Because of its essential modesty in regard to truth (opting instead for speaking of “truthfulness” rather than Truth), it finds itself as “post-partisan” and doesn’t take sides in the old arguments. As a result, it tends toward theological pragmatism: How does one enact justice in a fallen world? With whom can the faithful make alliances for the sake of shalom in the world? It constructs the world more in terms of a journey of justice rather than a destination of truth. Hence, post-modern progressives are post-partisan, neo-pragmatic pilgrims.
And they do not fit into the categories of “purist” or “accommodator.” Like the “purists,” they are idealistic—they truly believe in God’s reign, in justice, and work (often prophetically) so that the world might be better. But, like the “accommodators,” they are pragmatic, seeing always the “both-and” (or the “and-and-and-and”) rather than the “either-or.”
Thus, part of their idealism is building coalitions and in creating conversation with people from a broad spectrum of opinion. They are idealistic pragmatists—fashioning a progressive faith that matches the longings of what cultural theorist Jonathan Pontell calls “Generation Jones,” (a group who are reshaping a host of political and social institutions)—among whom President Obama is a prime example.
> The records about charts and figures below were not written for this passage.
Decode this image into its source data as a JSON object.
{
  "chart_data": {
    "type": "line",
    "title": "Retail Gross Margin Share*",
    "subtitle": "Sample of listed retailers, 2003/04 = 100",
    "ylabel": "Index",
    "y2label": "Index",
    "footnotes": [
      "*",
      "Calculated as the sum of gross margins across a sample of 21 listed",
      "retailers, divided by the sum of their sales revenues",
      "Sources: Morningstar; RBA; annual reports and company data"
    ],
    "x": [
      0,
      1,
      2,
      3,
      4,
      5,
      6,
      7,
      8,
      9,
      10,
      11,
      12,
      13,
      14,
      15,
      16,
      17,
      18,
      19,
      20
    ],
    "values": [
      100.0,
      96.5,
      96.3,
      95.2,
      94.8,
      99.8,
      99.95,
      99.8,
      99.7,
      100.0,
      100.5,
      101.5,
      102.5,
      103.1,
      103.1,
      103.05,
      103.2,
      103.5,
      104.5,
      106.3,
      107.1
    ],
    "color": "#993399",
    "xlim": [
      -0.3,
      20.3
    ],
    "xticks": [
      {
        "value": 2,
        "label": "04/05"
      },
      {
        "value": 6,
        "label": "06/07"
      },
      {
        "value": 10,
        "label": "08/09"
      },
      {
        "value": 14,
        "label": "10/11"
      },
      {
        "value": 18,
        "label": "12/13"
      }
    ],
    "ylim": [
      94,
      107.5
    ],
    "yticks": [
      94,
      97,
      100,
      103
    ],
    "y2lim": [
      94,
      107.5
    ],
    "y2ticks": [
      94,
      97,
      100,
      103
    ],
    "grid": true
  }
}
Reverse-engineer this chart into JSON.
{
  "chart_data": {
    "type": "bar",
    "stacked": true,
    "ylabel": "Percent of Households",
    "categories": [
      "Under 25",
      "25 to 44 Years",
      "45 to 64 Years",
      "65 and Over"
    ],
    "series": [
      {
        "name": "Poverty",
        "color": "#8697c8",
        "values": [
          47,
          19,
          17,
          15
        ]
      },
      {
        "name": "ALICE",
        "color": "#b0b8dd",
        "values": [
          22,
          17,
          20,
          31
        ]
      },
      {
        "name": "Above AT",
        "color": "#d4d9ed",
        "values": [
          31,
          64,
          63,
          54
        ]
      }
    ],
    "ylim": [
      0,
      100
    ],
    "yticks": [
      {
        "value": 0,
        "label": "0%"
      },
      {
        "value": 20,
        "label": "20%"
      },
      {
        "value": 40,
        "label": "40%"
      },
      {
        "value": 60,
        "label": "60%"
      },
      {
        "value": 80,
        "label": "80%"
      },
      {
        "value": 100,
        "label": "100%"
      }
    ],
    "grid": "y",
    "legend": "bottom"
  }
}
Progressive religion, and the ways it is changing, must be understood within the larger frame of what many philosophers believe is a massive paradigm shift in Western culture—the shift away from modernism toward whatever post-modernism is birthing. The old categories no longer work. We are going to need an entirely different language in order to name progressivism’s new historical iteration.
The tempest-in-a-teapot argument among religious progressives is but one small microburst in the larger storm of cultural change. Those who expected a pure progressive Camelot under President Obama are bound to be disappointed—because he is a post-modern progressive. And that’s a different sort of thing than we’ve known before. History may point the direction, but we’re having to make this up as we go along. Because liberalism just ain’t what it used to be.